Article abstract of DOI:10.1021/ja9707419

Addition of 2.0 equiv of Na(silox) to TiCl₄(THF)₂ afforded (silox)₂TiCl₂ (1), which yielded (silox)₂-((t)Bu₃SiNH)TiCl (2-Cl) upon treatment with (t)Bu₃SiNLi. Grignard or alkyllithium additions to 2-Cl or 1,2-RH-addition to transient (silox)₂Ti=NSi(t)Bu₃ (3) produced (silox)₂((t)Bu₃SiNH)TiR (2-R; R = Me, Et, CH₂Ph = Bz, CH=CH₂ = Vy, (c)Bu, (n)Bu, Ph, H, (c)Pr, (c)Pe, CH₂-3,5-Me₂C₆H₃ = Mes, (neo)Hex, (c)Hex, η³-H₂CHCH₂, η³-H₂CCHCHMe). Insertions of C₂H₄, butadiene, HC₂H, and HC₂(t)Bu into the titanium-hydride bond of 2-H generated (silox)₂((t)Bu₃SiNH)TiR (2-R; R = Et, η³-H₂CCHCHMe, Vy, E-CH=CH(t)Bu). Trapping of 3 by donors L afforded (silox)₂LTi=NSi(t)Bu₃ (3-L; L = OEt₂, THF (X-ray, two independent molecules: d(Ti=N) = 1.772(3), 1.783(3) A?) py, PMe₃, NMe₃, NEt₃) and metallacycles (silox)₂((t)Bu₃SiN)TiCR=CR' (3-RC₂R'; RC₂R' = HC₂H MeC₂Me, EtC₂Et, HC₂(t)Bu) and (silox)₂((t)Bu₃SiN)TiCH₂CH₂ (3-C₂H₄) Kinetics of 1,2-RH-elimination from 2-R revealed a fist-order process (24.8 °C): R = Bz < Mes < H < Me (1.54(10) x 10^-5 s^-1) < (neo)Hex < Et < (n)Bu < (c)Bu < (c)Pe < (c)Hex < (c)Pr < Vy < Ph. Kinetic's data, large 1,2-RH/D-elimination KIE's (e.g., MeH/D, 13.7(9), 24.8°C), and Eyring parameters (e.g., 2-Me, ΔH≠ = 20.2(12) kcal/mol, ΔS≠ = -12(4) eu) portray a four-center, concerted transition state where the N···H···R linkage is nearly linear. Equilibrium measurements led to the following relative standard free energy scale: 2-(c)Hex > 2-(c)Pe > 2-(n)Pr ~ 2-(n)Bu > 2-(neo)Hex > 2-Et > 2-(c)Bu > 2-CH₂SiMe₃ > 2-Ph > 2-Me > 2-Bz > 2-(c)Pr ~ 2-Mes > 2-Vy > 3-C₂H₄ > 3-NEt₃ > 2-H > 3-OEt₂ > 3-EtC₂Et > 3-MeC₂Me > 3-THF > 3-NMe₃ > 3-PMe₃ > 3-py.

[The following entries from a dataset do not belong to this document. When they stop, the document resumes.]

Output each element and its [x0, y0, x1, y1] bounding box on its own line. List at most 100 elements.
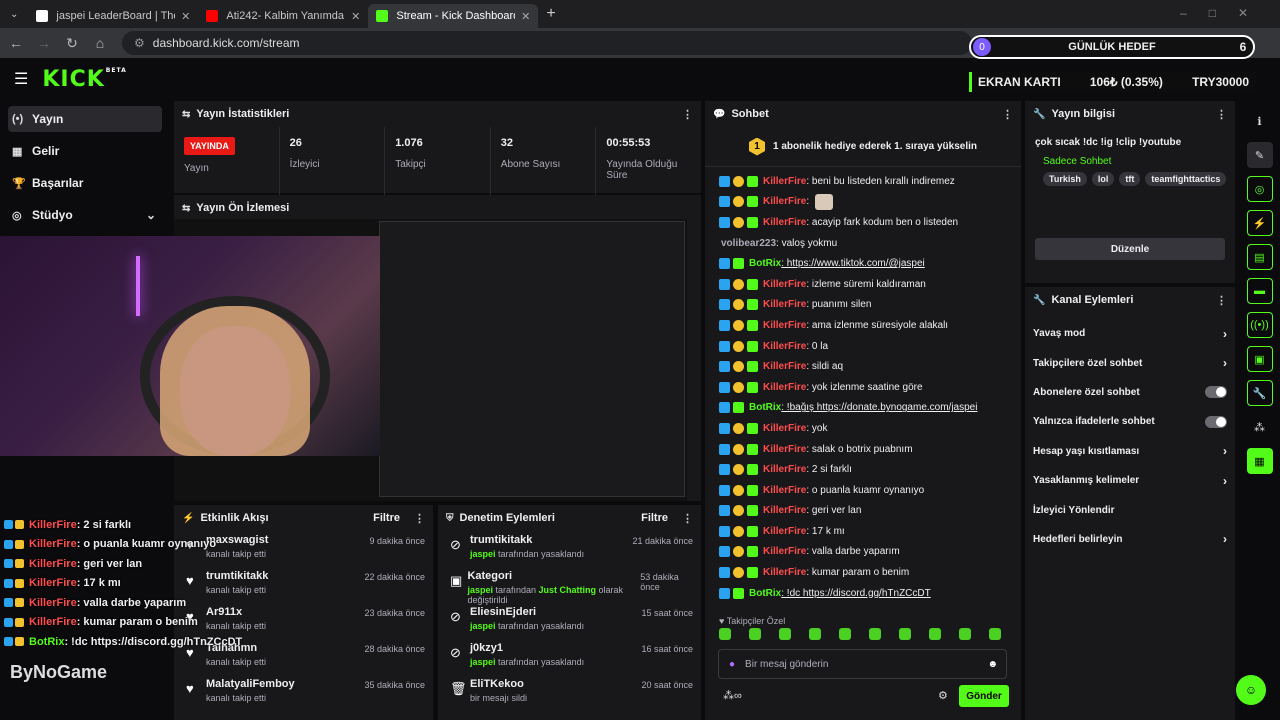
emote-button[interactable] [839, 628, 851, 640]
chat-username[interactable]: KillerFire [763, 279, 806, 290]
chat-username[interactable]: KillerFire [763, 464, 806, 475]
chat-username[interactable]: KillerFire [763, 444, 806, 455]
chat-username[interactable]: BotRix [749, 588, 781, 599]
chat-username[interactable]: KillerFire [763, 546, 806, 557]
emote-button[interactable] [809, 628, 821, 640]
close-tab-icon[interactable]: ✕ [181, 10, 190, 23]
pinned-gift-banner[interactable]: 1 1 abonelik hediye ederek 1. sıraya yüks… [705, 127, 1021, 167]
points-icon[interactable]: ⁂∞ [723, 689, 742, 702]
chat-username[interactable]: KillerFire [763, 176, 806, 187]
moderation-item[interactable]: ▣ Kategori jaspei tarafından Just Chatting… [438, 567, 701, 605]
chevron-right-icon[interactable]: › [1223, 474, 1227, 488]
channel-action-item[interactable]: Yalnızca ifadelerle sohbet [1025, 407, 1235, 436]
activity-item[interactable]: ♥ MalatyaliFemboy kanalı takip etti 35 daki… [174, 675, 433, 711]
moderation-item[interactable]: ⊘ EliesinEjderi jaspei tarafından yasaklan… [438, 603, 701, 639]
emote-button[interactable] [719, 628, 731, 640]
toggle-switch[interactable] [1205, 386, 1227, 399]
channel-action-item[interactable]: Takipçilere özel sohbet › [1025, 348, 1235, 377]
clapper-icon[interactable]: ▦ [1246, 448, 1273, 474]
help-chat-button[interactable]: ☺ [1236, 675, 1266, 705]
toggle-switch[interactable] [1205, 415, 1227, 428]
tag-pill[interactable]: Turkish [1043, 172, 1087, 186]
notes-icon[interactable]: ▤ [1246, 244, 1273, 270]
sidebar-item-0[interactable]: (•) Yayın [8, 106, 162, 132]
chat-username[interactable]: KillerFire [763, 299, 806, 310]
chevron-right-icon[interactable]: › [1223, 532, 1227, 546]
chat-username[interactable]: KillerFire [763, 361, 806, 372]
chat-text[interactable]: : https://www.tiktok.com/@jaspei [781, 258, 925, 269]
channel-action-item[interactable]: Hedefleri belirleyin › [1025, 525, 1235, 554]
edit-icon[interactable]: ✎ [1246, 142, 1273, 168]
edit-button[interactable]: Düzenle [1035, 238, 1225, 260]
tab-search-icon[interactable]: ⌄ [10, 9, 18, 20]
info-icon[interactable]: ℹ [1247, 108, 1273, 134]
chat-username[interactable]: KillerFire [763, 567, 806, 578]
category-name[interactable]: Sadece Sohbet [1043, 156, 1226, 167]
chevron-right-icon[interactable]: › [1223, 327, 1227, 341]
emote-button[interactable] [869, 628, 881, 640]
broadcast-icon[interactable]: ((•)) [1246, 312, 1273, 338]
group-icon[interactable]: ⁂ [1247, 414, 1273, 440]
chat-username[interactable]: KillerFire [763, 196, 806, 207]
moderation-item[interactable]: 🗑 EliTKekoo bir mesajı sildi 20 saat önce [438, 675, 701, 711]
browser-tab[interactable]: Ati242- Kalbim Yanımda (Of ✕ [198, 4, 368, 28]
chevron-right-icon[interactable]: › [1223, 356, 1227, 370]
tag-pill[interactable]: lol [1091, 172, 1115, 186]
more-icon[interactable]: ⋮ [1002, 108, 1013, 121]
channel-action-item[interactable]: İzleyici Yönlendir [1025, 495, 1235, 524]
sidebar-item-3[interactable]: ◎ Stüdyo ⌄ [8, 202, 162, 228]
chat-username[interactable]: BotRix [749, 258, 781, 269]
chevron-right-icon[interactable]: › [1223, 444, 1227, 458]
channel-action-item[interactable]: Yavaş mod › [1025, 319, 1235, 348]
moderation-item[interactable]: ⊘ trumtikitakk jaspei tarafından yasakland… [438, 531, 701, 567]
more-icon[interactable]: ⋮ [682, 108, 693, 121]
chat-username[interactable]: KillerFire [763, 382, 806, 393]
site-info-icon[interactable]: ⚙ [134, 36, 145, 50]
kick-logo[interactable]: KICKBETA [42, 67, 126, 92]
emote-button[interactable] [779, 628, 791, 640]
filter-button[interactable]: Filtre [641, 512, 668, 524]
emote-button[interactable] [929, 628, 941, 640]
mic-icon[interactable]: ● [729, 659, 735, 670]
close-tab-icon[interactable]: ✕ [521, 10, 530, 23]
channel-action-item[interactable]: Abonelere özel sohbet [1025, 378, 1235, 407]
chat-username[interactable]: KillerFire [763, 320, 806, 331]
reload-icon[interactable]: ↻ [60, 35, 84, 52]
more-icon[interactable]: ⋮ [414, 512, 425, 525]
chat-username[interactable]: KillerFire [763, 217, 806, 228]
chat-text[interactable]: : !dc https://discord.gg/hTnZCcDT [781, 588, 931, 599]
sidebar-item-2[interactable]: 🏆 Başarılar [8, 170, 162, 196]
tag-pill[interactable]: tft [1119, 172, 1141, 186]
channel-action-item[interactable]: Hesap yaşı kısıtlaması › [1025, 437, 1235, 466]
emote-button[interactable] [959, 628, 971, 640]
chat-text[interactable]: : !bağış https://donate.bynogame.com/jas… [781, 402, 977, 413]
chevron-down-icon[interactable]: ⌄ [146, 208, 156, 222]
browser-tab[interactable]: jaspei LeaderBoard | The best C ✕ [28, 4, 198, 28]
more-icon[interactable]: ⋮ [682, 512, 693, 525]
browser-tab[interactable]: Stream - Kick Dashboard ✕ [368, 4, 539, 28]
clip-icon[interactable]: ◎ [1246, 176, 1273, 202]
moderation-item[interactable]: ⊘ j0kzy1 jaspei tarafından yasaklandı 16 sa… [438, 639, 701, 675]
home-icon[interactable]: ⌂ [88, 35, 112, 51]
emote-button[interactable] [749, 628, 761, 640]
settings-gear-icon[interactable]: ⚙ [938, 689, 948, 702]
close-tab-icon[interactable]: ✕ [351, 10, 360, 23]
chat-username[interactable]: KillerFire [763, 505, 806, 516]
chat-username[interactable]: BotRix [749, 402, 781, 413]
chat-icon[interactable]: ▬ [1246, 278, 1273, 304]
wrench-icon[interactable]: 🔧 [1246, 380, 1273, 406]
chat-input[interactable]: ● Bir mesaj gönderin ☻ [718, 649, 1007, 679]
back-icon[interactable]: ← [4, 35, 28, 51]
more-icon[interactable]: ⋮ [1216, 108, 1227, 121]
chat-username[interactable]: KillerFire [763, 341, 806, 352]
tag-pill[interactable]: teamfighttactics [1145, 172, 1227, 186]
bolt-icon[interactable]: ⚡ [1246, 210, 1273, 236]
url-field[interactable]: ⚙ dashboard.kick.com/stream [122, 31, 972, 55]
channel-action-item[interactable]: Yasaklanmış kelimeler › [1025, 466, 1235, 495]
more-icon[interactable]: ⋮ [1216, 294, 1227, 307]
chat-username[interactable]: KillerFire [763, 526, 806, 537]
layout-icon[interactable]: ▣ [1246, 346, 1273, 372]
sidebar-item-1[interactable]: ▦ Gelir [8, 138, 162, 164]
emoji-icon[interactable]: ☻ [987, 659, 998, 670]
emote-button[interactable] [989, 628, 1001, 640]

A correlation of D(TiR)(rel) to D(RH) revealed greater differences in titanium-carbon bond energies. THF loss from 3-THF allowed a rough estimate of ΔG°(3). Using thermochemical cycles, relative activation energies for 1,2-RH-addition were assessed: (c)HexH > (c)PeH > (n)BuH > (neo)HexH > EtH > BzH > (c)BuH > MesH > MeH > PhH > (c)PrH > VyH > 3-C₂H₄ formation > H₂. On the basis of a parabolic model, C-H bond activation selectivities are influenced by the relative ground state energies of 2-R and a:parameter representing the reaction coordinate, A more compressed reaction coordinate for sp²- vs sp³-substrates eases their activation.